I am high functioning as well, but I don't appear normal most of the time...I don't appear obviously autistic either. I have trouble with eye contact which people probably take as rudeness or disinterest. I can be bothered by sounds and light which as a child I just got 'stop complaining' to this day I am always afraid to ask for lights to be dimmed or noise to be reduced because I worry about getting accused of being too picky about things/complaining. I join in with interactions with people I am close to but I still can't go up to someone new and strike a conversation or anything, I'll talk to them if they talk to me first however. And people have certainly noticed some of my stims but not sure they know that is the term for it.

I cant comprehend how one could 'fully hide' their autism, it's beyond me.

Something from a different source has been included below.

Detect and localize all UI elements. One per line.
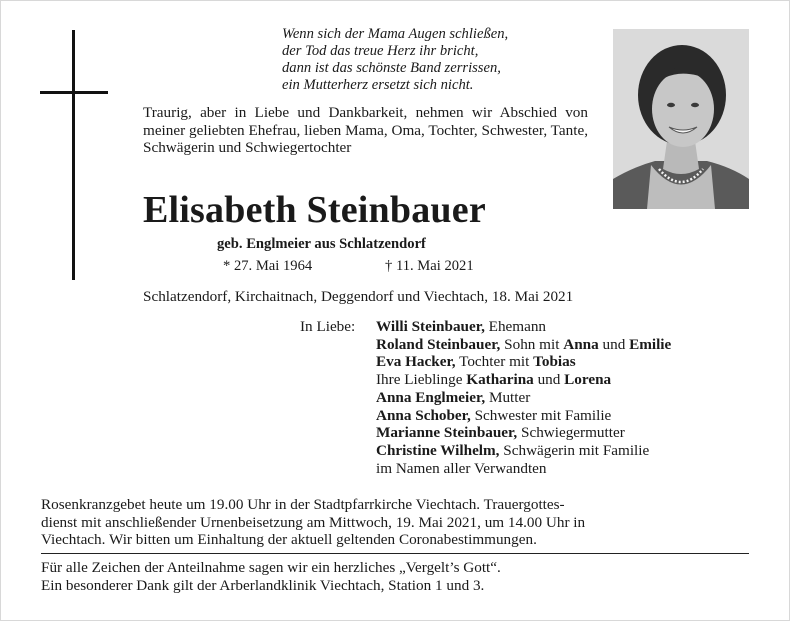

I was like that when I was younger (in my teens), and it was due to my mother's incessant pushing/training/pestering/belligerent obsessing about it. I could VERY easily hide my autism- for specific amounts of time & in the right isolated and coordinated social settings. She told me what to wear, who would be there, what they might say, how they would say it, and things I should mention or talk about. I would do what she said, and ad lib sometimes, but when it was what I wanted or when the situation changed I did something "non-NT" that didn't pass mustard- depending on how long it had been I would either get a pass or they be like- "ew, weird" and slink away (they wouldn't actually say that just look it). I also was never as gregarious or 100% normal as other NTs, but definitely adequate- and I would get along; I could only be out for so long before overload, I could only talk to certain types (ones who had similar interests), and did better in more formal regimented settings were people weren't so friendly or colloquial. Then, afterwards, I would have my debriefing (for hours) with my mom (she actually LIKED this :? ) where I would tell her what I said, who I talked to, what they said & did, and then she would decode it for me afterwards- many times she was there with me so she observed stuff too and had insight to provide if I didn't give her the right NT-details. Then she would prep me on what to say/do afterwards ... depending on how things went. She was also exceptionally incredibly GOOD at socializing- she's what I call a hyper-NT, hyper-aware, hyper-social, and extremely gifted at NT politics and playing "the game". Sometimes I would call her in the middle of social situations, and she would feed me lines- for example I would go to the bathroom/into a different room and recount what everyone was doing/saying. And due to that- I got along well enough. However, I trust you can see how unsustainable this is :lol:
But in those times no one thought anything of it! :roll: :wink:



ledger4479
Emu Egg
Emu Egg

Joined: 13 May 2016
Age: 27
Gender: Male
Posts: 4

07 Jun 2016, 6:27 pm

Definitely thought provoking.

I once saw someone once ask why there wasn't a movement in the ADHD community that supported neurodiversity like there is in the autistic community. And, someone else pointed out that a lot of ADHD people actively and willingly receive medication to lessen the blow of ADHD. They said that the movement wouldn't make sense in the ADHD community because people fight to get on pills instead of off.

The author has a point. In that by combining with mentall illness, we may be able to accomplish something greater. Perhaps, the access to treatmnt but still the acceptance, nevertheless.